Dall’Europa, però, non ci stanno. In una lenta ma graduale presa di distanza dalle strategie di pace trumpiane, che ha vissuto un’accelerata dopo l’esclusione di Bruxelles da ogni tavolo negoziale, i Paesi del Vecchio Continente si schierano al fianco del presidente ucraino. “L’unico dittatore in questa guerra è Putin. Zelensky è un eroe”, ha dichiarato il ministro francese responsabile dell’Europa, Benjamin Haddad, che ha poi confermato la missione del presidente francese, Emmanuel Macron, che la settimana prossima sarà a Washington per incontrare l’omologo americano. In quell’occasione, ha puntualizzato il ministro, Macron “porterà la voce degli europei e dirà che l’avvenire dell’Ucraina non può decidersi senza di loro”. Haddad ha poi aggiunto che il timore della Francia è che un cessate il fuoco “improvvisato sarebbe una vittoria per Putin”.

Il primo ministro britannico Keir Starmer, anche lui in procinto di partire per gli Stati Uniti, ha avuto una conversazione telefonica con Volodymyr Zelensky esprimendo “il suo sostegno al presidente in quanto leader democraticamente eletto e ha affermato che era perfettamente ragionevole sospendere le elezioni in tempo di guerra, come fece il Regno Unito durante la seconda guerra mondiale”. Il primo ministro britannico ha ribadito “il suo sostegno agli sforzi guidati dagli Stati Uniti per ottenere una pace duratura che scoraggi la Russia da qualsiasi futura aggressione”.

A pochi giorni dal terzo anniversario della guerra, i leader dei Paesi e delle istituzioni europee saranno a Kiev per manifestare la loro vicinanza a Zelensky. L’ultimo annuncio, in questo senso, è quello del capo dell’esecutivo spagnolo, Pedro Sanchez: “Lunedì sarò a Kiev per ribadire il sostegno della Spagna alla democrazia ucraina e al presidente Volodymyr Zelensky”.

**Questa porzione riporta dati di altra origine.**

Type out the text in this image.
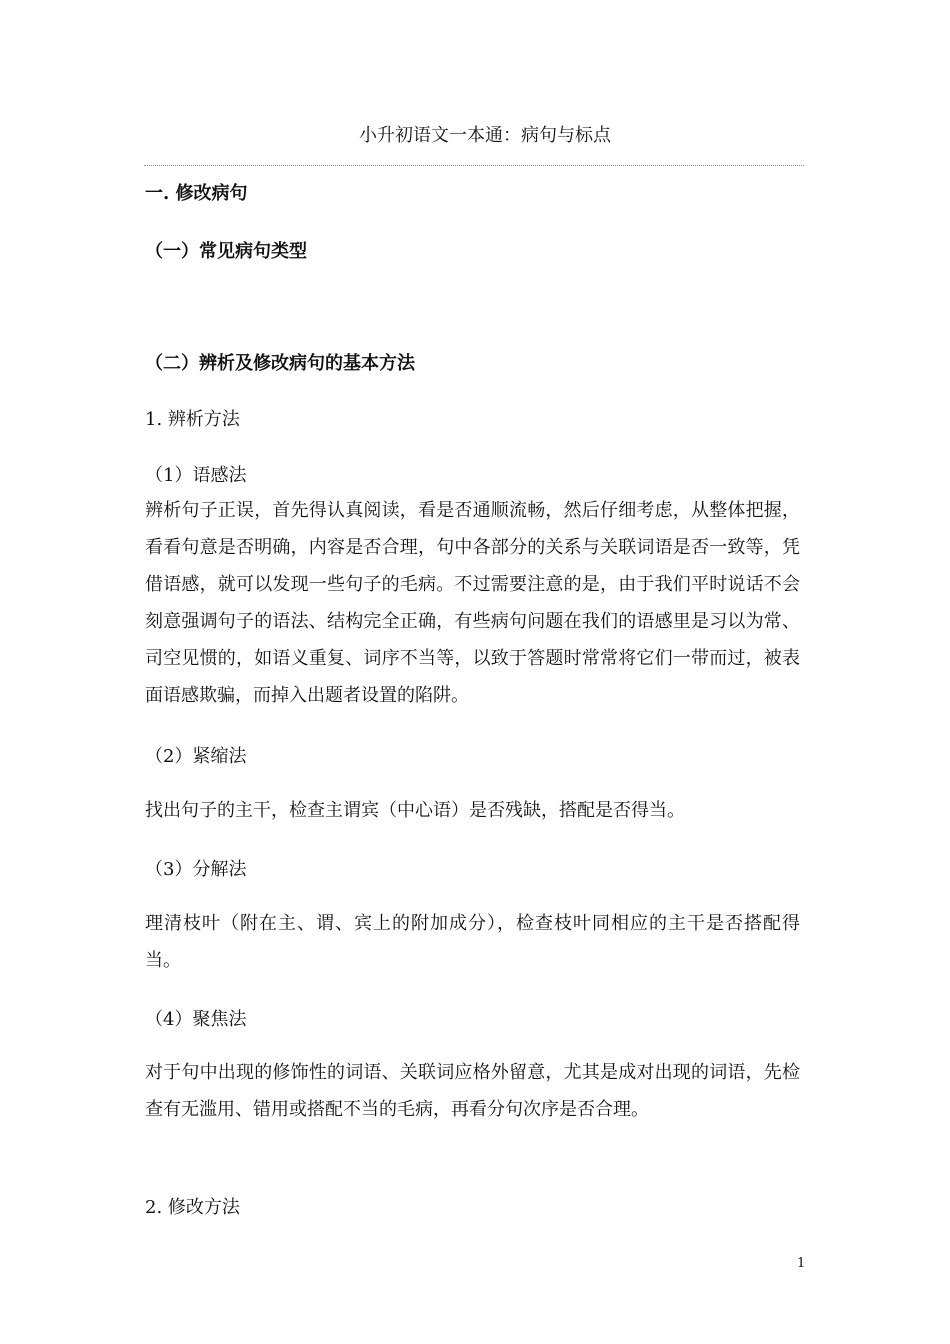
小升初语文一本通：病句与标点
一. 修改病句
（一）常见病句类型
（二）辨析及修改病句的基本方法
1. 辨析方法
（1）语感法
辨析句子正误，首先得认真阅读，看是否通顺流畅，然后仔细考虑，从整体把握，看看句意是否明确，内容是否合理，句中各部分的关系与关联词语是否一致等，凭借语感，就可以发现一些句子的毛病。不过需要注意的是，由于我们平时说话不会刻意强调句子的语法、结构完全正确，有些病句问题在我们的语感里是习以为常、司空见惯的，如语义重复、词序不当等，以致于答题时常常将它们一带而过，被表面语感欺骗，而掉入出题者设置的陷阱。
（2）紧缩法
找出句子的主干，检查主谓宾（中心语）是否残缺，搭配是否得当。
（3）分解法
理清枝叶（附在主、谓、宾上的附加成分），检查枝叶同相应的主干是否搭配得当。
（4）聚焦法
对于句中出现的修饰性的词语、关联词应格外留意，尤其是成对出现的词语，先检查有无滥用、错用或搭配不当的毛病，再看分句次序是否合理。
2. 修改方法
1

Anche Antonio Tajani ha dimostrato, seppur con parole misurate, la sua vicinanza a Zelensky: “Le parole della nuova amministrazione Usa sono sempre forti, c’è qualche crepa nel rapporto tra Trump e Zelensky ma è nel nostro interesse che la situazione si calmi e si arrivi alla pace, non soffermiamoci sulle parole”, ha detto a Radio 24. “Non è un linguaggio che ci appartiene”, ha affermato il vicepremier e occorre “tenere i nervi saldi” perché “schermaglie ci sono e ci saranno. Trump ha usato parole dure probabilmente perché non ha gradito la reazione di Zelensky all’incontro Usa-Russia in Arabia Saudita. Ma non facciamoci prendere dalla cronaca”.